Os Correios decidiram proibir o uso do WhatsApp no trabalho, alegando que ele traz riscos à segurança das informações e problemas de saúde para os funcionários. A decisão foi comunicada em um documento interno, que destaca que o WhatsApp não é controlado pela empresa, o que dificulta o monitoramento de informações sigilosas. A estatal também mencionou que o uso do aplicativo pode causar dores e problemas de postura, já que ele só pode ser acessado pelo celular. Em vez do WhatsApp, os Correios vão usar apenas o Microsoft Teams para comunicação, mas ainda não informaram como ficará a situação dos 40 mil funcionários que não têm acesso a essa ferramenta. Essa mudança acontece em um momento crítico, já que a empresa registrou um prejuízo de R$ 3,2 bilhões em 2024 e R$ 424 milhões em janeiro de 2025.
Os Correios anunciaram a proibição do uso do WhatsApp no ambiente de trabalho, citando riscos de segurança da informação e problemas ergonômicos. A decisão foi comunicada aos gestores em 18 de abril por meio de um documento interno que destaca a inadequação do aplicativo para assuntos sigilosos.
A estatal afirma que o WhatsApp particular não é controlado pela tecnologia da informação da empresa, o que impede o monitoramento de vazamentos de informações sensíveis. A comunicação interna alerta que grupos de trabalho no aplicativo podem envolver a troca de dados classificados como restritos, comprometendo a governança e o sigilo de informações estratégicas.
Para substituir o WhatsApp, os Correios determinaram o uso exclusivo do Microsoft Teams, que já está disponível para mais de 40 mil funcionários. No entanto, a empresa não esclareceu a situação dos outros 40 mil colaboradores que ainda não têm acesso à plataforma. A assessoria de imprensa da estatal não se manifestou até o fechamento desta reportagem.

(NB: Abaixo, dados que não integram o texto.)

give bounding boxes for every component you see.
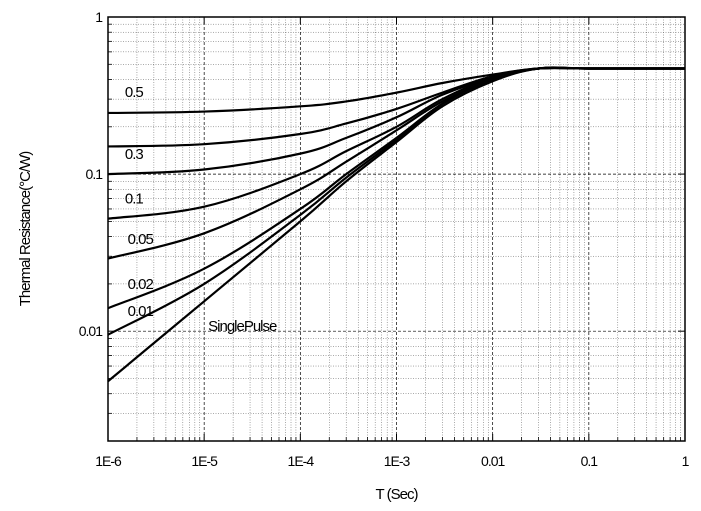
curve-labels: 0.5 0.3 0.1 0.05 0.02 0.01 SinglePulse [125, 84, 278, 335]
y-tick-label: 1 [95, 9, 103, 25]
x-tick-label: 0.01 [481, 453, 505, 469]
y-axis-title: Thermal Resistance(°C/W) [17, 151, 34, 307]
major-gridlines [108, 17, 685, 441]
curve-label: 0.1 [125, 190, 144, 207]
curves [107, 66, 685, 383]
y-tick-labels: 0.01 0.1 1 [79, 9, 104, 339]
axis-ticks [107, 16, 686, 441]
curve-label: 0.3 [125, 146, 144, 163]
x-tick-label: 1 [682, 453, 690, 469]
x-tick-label: 1E-3 [384, 453, 411, 469]
y-tick-label: 0.01 [79, 323, 103, 339]
curve-singlepulse [107, 66, 685, 383]
curve-label: 0.05 [128, 231, 154, 248]
x-tick-label: 1E-6 [95, 453, 122, 469]
curve-label: 0.5 [125, 84, 144, 101]
x-axis-title: T (Sec) [376, 486, 419, 503]
x-tick-label: 0.1 [581, 453, 599, 469]
curve-label: SinglePulse [208, 318, 277, 335]
y-tick-label: 0.1 [86, 166, 104, 182]
x-tick-labels: 1E-6 1E-5 1E-4 1E-3 0.01 0.1 1 [95, 453, 690, 469]
x-tick-label: 1E-4 [288, 453, 315, 469]
curve-label: 0.01 [128, 303, 154, 320]
curve-label: 0.02 [128, 276, 154, 293]
x-tick-label: 1E-5 [191, 453, 218, 469]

Além das questões de segurança, a estatal também mencionou motivos ergonômicos para a proibição. O uso frequente do WhatsApp em dispositivos móveis pode causar dores musculoesqueléticas e problemas de postura. Como o aplicativo é bloqueado nos navegadores dos computadores corporativos, os funcionários só podem utilizá-lo pelo celular, o que prejudica a saúde física.
Essa decisão ocorre em um contexto de grave crise financeira enfrentada pelos Correios, que registraram um prejuízo de R$ 3,2 bilhões em 2024, o maior da história da empresa. Em janeiro de 2025, o déficit foi de R$ 424 milhões, também um recorde negativo para o mês.